With the patient in a sitting position, we estimate the amount of skin resection needed.23 We identify the lateral inguinal folds (Fig. 9.2A, B) and a low abdominal curved line is delineated approximately 8 cm from the labia major vertex.
FIG 9.2B APPEARS ONLINE ONLY
High epidural anesthesia via catheter is almost always used, with insertion in the thoracic 11–12 spinal level and connected to a continuous infusion pump. A 15 ml solution of 7.5 mg/ml ropivacaine HCl (Naropin) and 30 mg sufentanil citrate is infused into the epidural space and an analgesic solution is prepared for postoperative administration via the infusion pump (100 mg sufentanil citrate and saline solution 0.9%, 100 ml at a speed of 5 ml per hour.24 Elastic bandages are applied to the legs to prevent thrombovenous embolism (Fig. 9.4A–D).

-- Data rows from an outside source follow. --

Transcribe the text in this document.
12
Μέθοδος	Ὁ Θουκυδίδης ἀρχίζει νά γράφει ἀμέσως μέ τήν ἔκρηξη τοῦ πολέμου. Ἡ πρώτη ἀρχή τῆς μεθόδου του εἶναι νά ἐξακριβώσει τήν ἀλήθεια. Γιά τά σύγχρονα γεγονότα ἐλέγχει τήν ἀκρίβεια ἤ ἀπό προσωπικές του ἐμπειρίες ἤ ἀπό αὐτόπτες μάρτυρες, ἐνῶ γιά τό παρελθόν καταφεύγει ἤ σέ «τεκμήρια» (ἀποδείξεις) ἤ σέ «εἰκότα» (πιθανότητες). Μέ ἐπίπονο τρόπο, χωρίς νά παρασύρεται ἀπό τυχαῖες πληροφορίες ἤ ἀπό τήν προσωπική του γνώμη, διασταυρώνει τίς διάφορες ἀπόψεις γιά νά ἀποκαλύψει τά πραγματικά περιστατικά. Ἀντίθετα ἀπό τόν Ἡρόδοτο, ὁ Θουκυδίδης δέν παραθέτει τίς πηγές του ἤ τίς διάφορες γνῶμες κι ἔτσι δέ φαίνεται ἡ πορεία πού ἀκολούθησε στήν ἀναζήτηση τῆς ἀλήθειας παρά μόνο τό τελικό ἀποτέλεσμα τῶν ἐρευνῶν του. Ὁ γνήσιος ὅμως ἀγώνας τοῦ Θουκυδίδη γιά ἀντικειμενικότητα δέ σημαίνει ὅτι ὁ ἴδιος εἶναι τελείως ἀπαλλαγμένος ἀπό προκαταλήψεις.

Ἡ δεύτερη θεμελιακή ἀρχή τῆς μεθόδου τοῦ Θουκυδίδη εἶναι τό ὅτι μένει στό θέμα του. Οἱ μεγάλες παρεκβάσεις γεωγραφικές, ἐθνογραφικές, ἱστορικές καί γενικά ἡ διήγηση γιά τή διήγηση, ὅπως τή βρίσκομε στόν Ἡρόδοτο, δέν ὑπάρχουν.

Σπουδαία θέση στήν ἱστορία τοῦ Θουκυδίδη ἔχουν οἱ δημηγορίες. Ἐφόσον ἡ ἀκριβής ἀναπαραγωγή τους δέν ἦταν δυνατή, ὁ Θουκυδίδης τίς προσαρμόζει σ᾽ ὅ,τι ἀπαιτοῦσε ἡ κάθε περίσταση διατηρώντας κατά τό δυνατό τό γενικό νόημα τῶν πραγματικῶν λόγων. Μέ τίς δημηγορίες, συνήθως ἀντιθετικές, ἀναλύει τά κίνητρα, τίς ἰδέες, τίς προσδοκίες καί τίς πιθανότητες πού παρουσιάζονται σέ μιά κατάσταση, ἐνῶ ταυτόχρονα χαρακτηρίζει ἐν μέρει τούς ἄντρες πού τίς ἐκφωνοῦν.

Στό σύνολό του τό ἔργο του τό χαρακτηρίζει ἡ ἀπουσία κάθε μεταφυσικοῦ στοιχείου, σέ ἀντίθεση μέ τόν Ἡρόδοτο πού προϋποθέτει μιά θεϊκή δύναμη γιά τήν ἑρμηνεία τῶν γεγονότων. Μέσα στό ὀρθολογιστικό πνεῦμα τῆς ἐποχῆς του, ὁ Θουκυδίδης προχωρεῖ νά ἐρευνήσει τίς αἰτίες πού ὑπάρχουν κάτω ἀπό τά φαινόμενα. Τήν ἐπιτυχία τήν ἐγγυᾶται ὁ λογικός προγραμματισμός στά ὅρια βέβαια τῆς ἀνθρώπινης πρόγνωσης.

FIG 9.4A–D APPEARS ONLINE ONLY
FIG 9.5 APPEARS ONLINE ONLY
The patient is positioned prone and the flank and trochanteric areas are manually lipoaspirated with a 3 mm cannula. The patient is then rotated to the supine position and extensive liposuction is performed on the entire abdomen and epigastric areas. It is important to reach the inframammary region and the xiphoid appendix, extending to the chondrocostal border to fully loosen this area, as described by Avelar25 and Saldanha.26 For this maneuver we use an angular cannula, described by Reggazzo (personal communication), to prevent internal perforations. The only region to be avoided is the lateral superior flank, in order to avoid damaging the neurovascular bundles that give arterial, venous, and neural support to the flap (Fig. 9.6A, B) (Fig. 9.7A, B, C).
FIG 9.6, 9.7C APPEARS ONLINE ONLY
A supraumbilical incision is first done and an epigastric tunnel is undermined to the xiphoid appendix. It is important to preserve the lateral superior flank area and to avoid damage to the neurovascular bundles that support the entire flap (Fig. 9.8A, B, C).
FIG 9.8B, C APPEARS ONLINE ONLY
We have already described this27,28 and proposed the mini-abdominoplasty technique (Fig. 9.9A–F and Fig. 9.10A–H), stressing the importance of preserving the lateral columns when undermining the long xiphopubic tunnel and total umbilical stalk section.
FIG. 9.9 Forty-two-year-old patient with rectus muscle diastasis, good skin elasticity and long distance between the umbilicus and the suprapubic area. Lipo mini-abdominoplasty was proposed by the author in 1987, with total amputation of the umbilicus stalk and undermining of a long xiphopubic tunnel, preserving the lateral neurovascular bundles. Waist improvement and new umbilicus fixation.
The patient is placed in a Fowler position and the flap is pulled down to reach the inferior suprapubic line delineated previously, and to estimate whether the inferior flap resection can be done en bloc without problems (Fig. 9.11A–C). This maneuver is critical to determine whether the defect can be closed without stretching. The inferior suprapubic line can then be moved up or down, depending on the laxness and elasticity of the skin and patient biotype. Normally it is approximately 7–8 cm from the labia major vertex.
FIG. 9.11 The patient is in the Fowler position and the superior flap is pulled down to try to reach the outlined inferior suprapubic incision. This is a safety measure to prevent stretching and undesirable vascular complications.